“A Good Man” is hard to find in the pages of Ani Katz’s debut novel, and you won’t find him in Thomas Martin, the narrator and successful New York ad man who can make “things like death seem clean and manageable – attractive, even.” In keeping with the death motif, he’s bought a billy club “for protection.” It ends up under his bed, this bludgeon with “a nice old fashioned look to it,” but that’s not the end of it.
Out in the burbs (much of the story is set on Long Island, where Katz grew up) Thomas brings beautiful Miri, his French Jewish fiancée, to meet the folks in their once grand, now decrepit Victorian mansion that speaks of decay and neglect, of things falling to pieces.
His creepy twin sisters, Deedee and Kit, 20 years old and “haphazardly homeschooled since the fourth grade…stroked [Miri’s] arms with quiet awe.” His mother is “a birdlike woman with yellowing teeth and ashen hair, the loose sleeves of her black sweatshirt like wings on her small frame.” She presides over a kitchen table offering a “wilting slimy salad…the picked-over carcass of a store-bought rotisserie chicken… a sextet of flies” buzzing around them. The man of this unsettling household is long gone and good riddance. Violent and a drinker, he terrorized the family and drove Thomas’s older sister, Evie, to a terrible death. And we’re only 19 pages in. Readers, get ready for a ride!
Living the good life on Long Island, Thomas is beset with expenses. There is the monthly insurance on the Benz, the Visa and Amex payments (a hefty $13,000), and his adored daughter’s private school tuition – at the tender age of 11, she’s posted a nudie of herself online. He also helps his ma and the twins. Problems escalate when a major ad campaign of his goes bust, and a coworker, a “fat bitch-whore,” accuses him of sexual misconduct. No matter if he did or didn’t, he’s out of a job.
His stilted view of women is either slut or saint. Looking through a window at Miri, his wife now, she’s a mother in a Cassatt. “She always looked like a painting,” and for the reader, not a fully formed character.Katz uses opera, its tragic dramas and mercurial passions to underscore events in Thomas’s life. He has a particular fondness for Wagner’s “Tannhäuser,” a “sublime story of redemption,” he calls it. No doubt about it, by story’s end, this man is in deep need of redemption. At times, I found the opera references intrusive, but perhaps Katz employed them to give Thomas a cultured as well as an arrogant and cynical persona.
The storyline is fast paced, the plotting on point. The mounting tension drew me in; I wanted to know what happens.Katz is deft at enforcing a mood, her writing rich and layered, as when Thomas thinks of Evie outside his mother’s house: “I kick up leaves and caress rows of hedges with my outstretched hand. I pass a dead squirrel, ironed into the road like a dried flower pressed between the pages of a heavy book. I crunch up the driveway, tiny gravel exploding like fireworks from under my footsteps…”
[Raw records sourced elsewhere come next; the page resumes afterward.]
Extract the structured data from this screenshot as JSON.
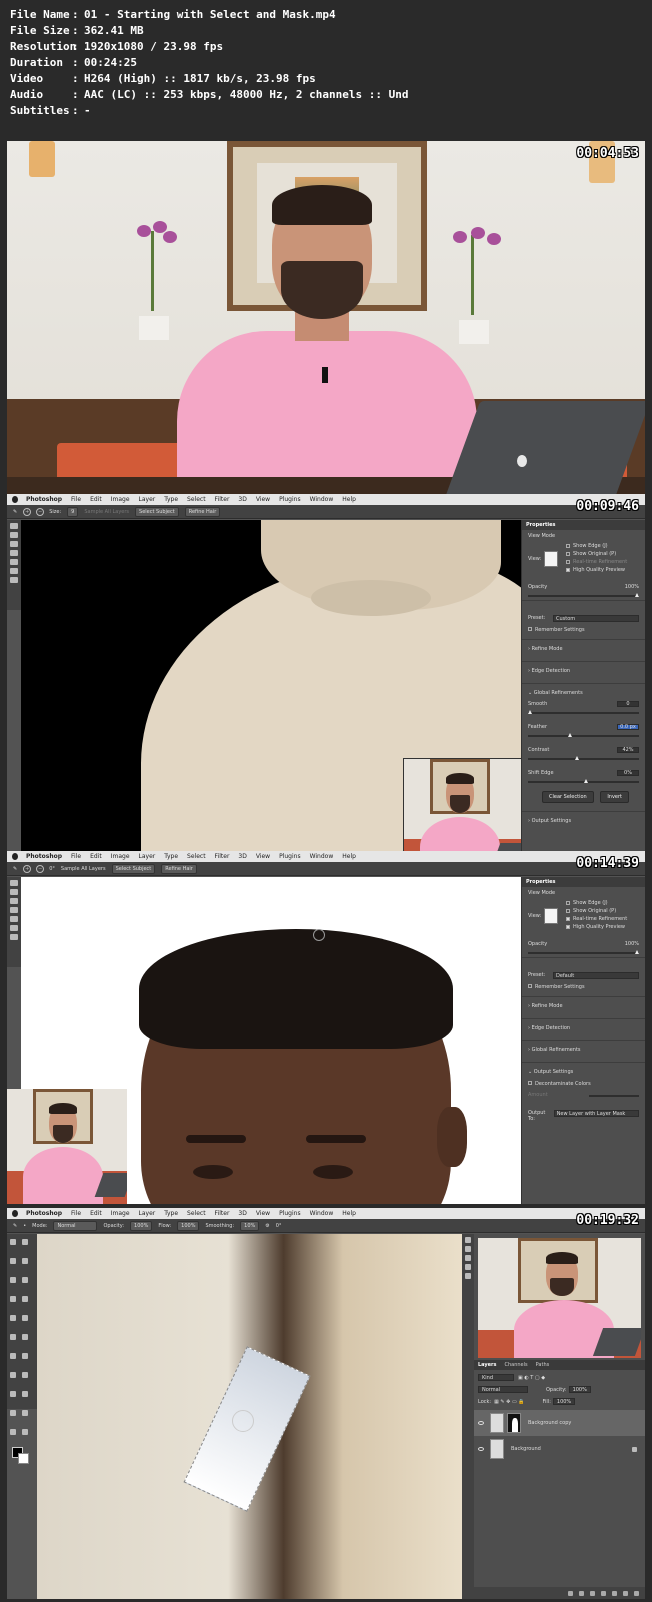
{
  "file_info": [
    {
      "key": "File Name",
      "sep": ":",
      "value": "01 - Starting with Select and Mask.mp4"
    },
    {
      "key": "File Size",
      "sep": ":",
      "value": "362.41 MB"
    },
    {
      "key": "Resolution",
      "sep": ":",
      "value": "1920x1080 / 23.98 fps"
    },
    {
      "key": "Duration",
      "sep": ":",
      "value": "00:24:25"
    },
    {
      "key": "Video",
      "sep": ":",
      "value": "H264 (High) :: 1817 kb/s, 23.98 fps"
    },
    {
      "key": "Audio",
      "sep": ":",
      "value": "AAC (LC) :: 253 kbps, 48000 Hz, 2 channels :: Und"
    },
    {
      "key": "Subtitles",
      "sep": ":",
      "value": "-"
    }
  ],
  "frames": {
    "f1": {
      "timestamp": "00:04:53"
    },
    "f2": {
      "timestamp": "00:09:46"
    },
    "f3": {
      "timestamp": "00:14:39"
    },
    "f4": {
      "timestamp": "00:19:32"
    }
  },
  "menubar": {
    "app": "Photoshop",
    "items": [
      "File",
      "Edit",
      "Image",
      "Layer",
      "Type",
      "Select",
      "Filter",
      "3D",
      "View",
      "Plugins",
      "Window",
      "Help"
    ]
  },
  "f2_options": {
    "size_label": "Size:",
    "size_value": "9",
    "sample_all": "Sample All Layers",
    "select_subject": "Select Subject",
    "refine_hair": "Refine Hair"
  },
  "f2_props": {
    "tab": "Properties",
    "view_mode": "View Mode",
    "view_label": "View:",
    "show_edge": "Show Edge (J)",
    "show_original": "Show Original (P)",
    "realtime": "Real-time Refinement",
    "hq_preview": "High Quality Preview",
    "opacity_label": "Opacity",
    "opacity_value": "100%",
    "preset_label": "Preset:",
    "preset_value": "Custom",
    "remember": "Remember Settings",
    "refine_mode": "Refine Mode",
    "edge_detection": "Edge Detection",
    "global_ref": "Global Refinements",
    "smooth_label": "Smooth",
    "smooth_value": "0",
    "feather_label": "Feather",
    "feather_value": "0.0 px",
    "contrast_label": "Contrast",
    "contrast_value": "42%",
    "shift_label": "Shift Edge",
    "shift_value": "0%",
    "clear_sel": "Clear Selection",
    "invert": "Invert",
    "output": "Output Settings"
  },
  "f3_options": {
    "size_value": "0°",
    "sample_all": "Sample All Layers",
    "select_subject": "Select Subject",
    "refine_hair": "Refine Hair"
  },
  "f3_props": {
    "tab": "Properties",
    "view_mode": "View Mode",
    "view_label": "View:",
    "show_edge": "Show Edge (J)",
    "show_original": "Show Original (P)",
    "realtime": "Real-time Refinement",
    "hq_preview": "High Quality Preview",
    "opacity_label": "Opacity",
    "opacity_value": "100%",
    "preset_label": "Preset:",
    "preset_value": "Default",
    "remember": "Remember Settings",
    "refine_mode": "Refine Mode",
    "edge_detection": "Edge Detection",
    "global_ref": "Global Refinements",
    "output": "Output Settings",
    "decontam": "Decontaminate Colors",
    "amount": "Amount",
    "output_to_label": "Output To:",
    "output_to_value": "New Layer with Layer Mask"
  },
  "f4_options": {
    "mode_label": "Mode:",
    "mode_value": "Normal",
    "opacity_label": "Opacity:",
    "opacity_value": "100%",
    "flow_label": "Flow:",
    "flow_value": "100%",
    "smoothing_label": "Smoothing:",
    "smoothing_value": "10%",
    "angle_value": "0°"
  },
  "f4_layers": {
    "tabs": [
      "Layers",
      "Channels",
      "Paths"
    ],
    "kind": "Kind",
    "blend": "Normal",
    "opacity_label": "Opacity:",
    "opacity_value": "100%",
    "lock_label": "Lock:",
    "fill_label": "Fill:",
    "fill_value": "100%",
    "layer1": "Background copy",
    "layer2": "Background"
  }
}
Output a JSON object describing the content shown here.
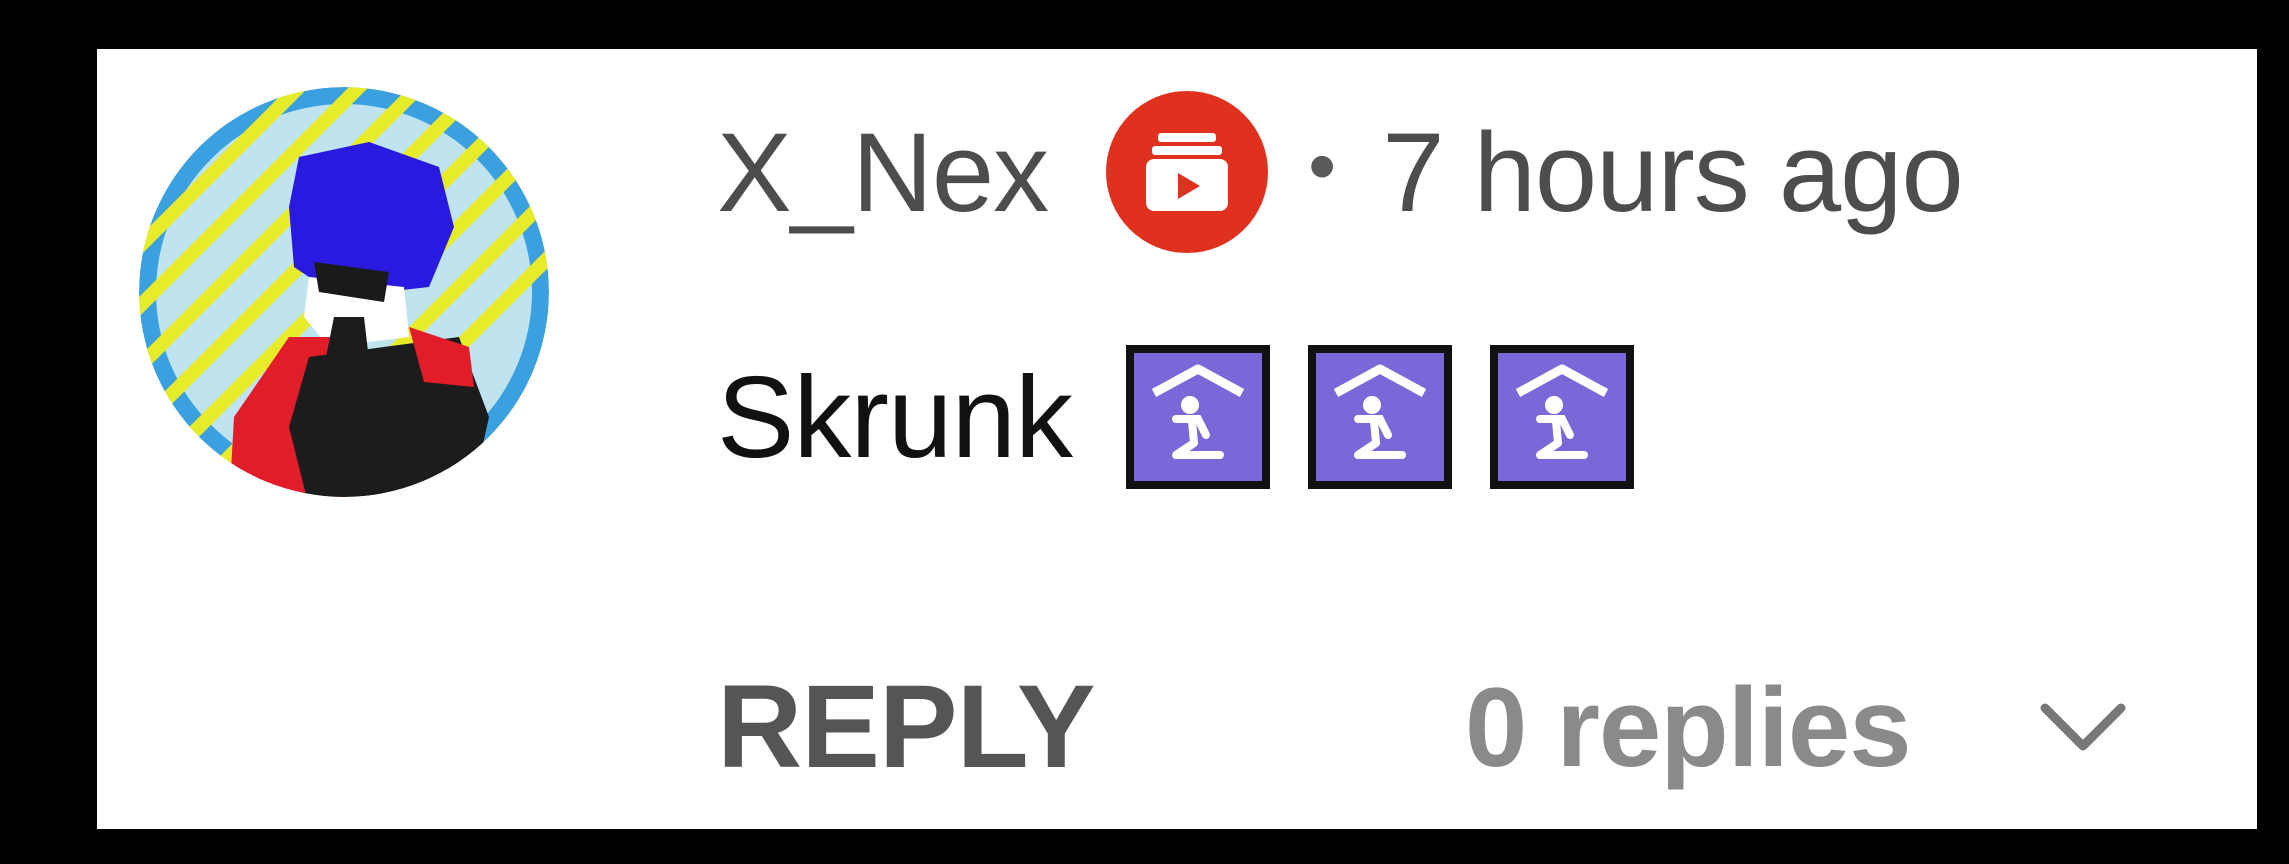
{
  "comment": {
    "author": "X_Nex",
    "author_badge_icon": "creator-badge-icon",
    "author_badge_color": "#e0301e",
    "separator": "•",
    "timestamp": "7 hours ago",
    "text": "Skrunk",
    "emotes": [
      {
        "icon": "praying-shelter-emote-icon",
        "color": "#7b68d8"
      },
      {
        "icon": "praying-shelter-emote-icon",
        "color": "#7b68d8"
      },
      {
        "icon": "praying-shelter-emote-icon",
        "color": "#7b68d8"
      }
    ],
    "reply_label": "REPLY",
    "replies_label": "0 replies",
    "expand_icon": "chevron-down-icon"
  },
  "colors": {
    "background": "#000000",
    "card": "#ffffff",
    "author_text": "#4d4d4d",
    "comment_text": "#111111",
    "reply_text": "#555555",
    "replies_text": "#8a8a8a"
  }
}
A disturbing childhood, money worries, problems at work, his daughter on the web in the altogether, no doubt about it, the man’s got a full plate – but also not a full deck.
Was Thomas so damaged, his psyche so fragile that he could not bear up under the pressures of a money-owing, Benz-driving, Long Island-living, well-paid (he’d get another job), professional? If so, it wasn’t alluded to in the book. And so despite Katz’s quality-writing and the book’s well thought-out structure, Thomas’s breakdown and the murderous rampage (beware the club pulled from under the bed), did not make sense.
In “A Conversation with Ani Katz,” a printed interview sent with my copy of the book, the publisher asks Katz, what she wants the reader to take away.
“I want to discomfit and implicate my readers…make them feel uncomfortable, and prompt them to recognize their complicity in their consumption of stories about gender violence and murder.” Huh?! So she wrote the book to make readers feel guilty about reading it? I don’t feel guilty. Disappointed is more like it.
There is some real talent here and if there is another mystery/thriller in Katz’s playbook, I’d be thrilled if she would tone down the violence for violence sake (all that blood). And if she’s going to use music as a subtext, how about lightening it up? Instead of opera’s morbid tragedy, maybe Katz can give us “Some Old Time Rock and Roll.”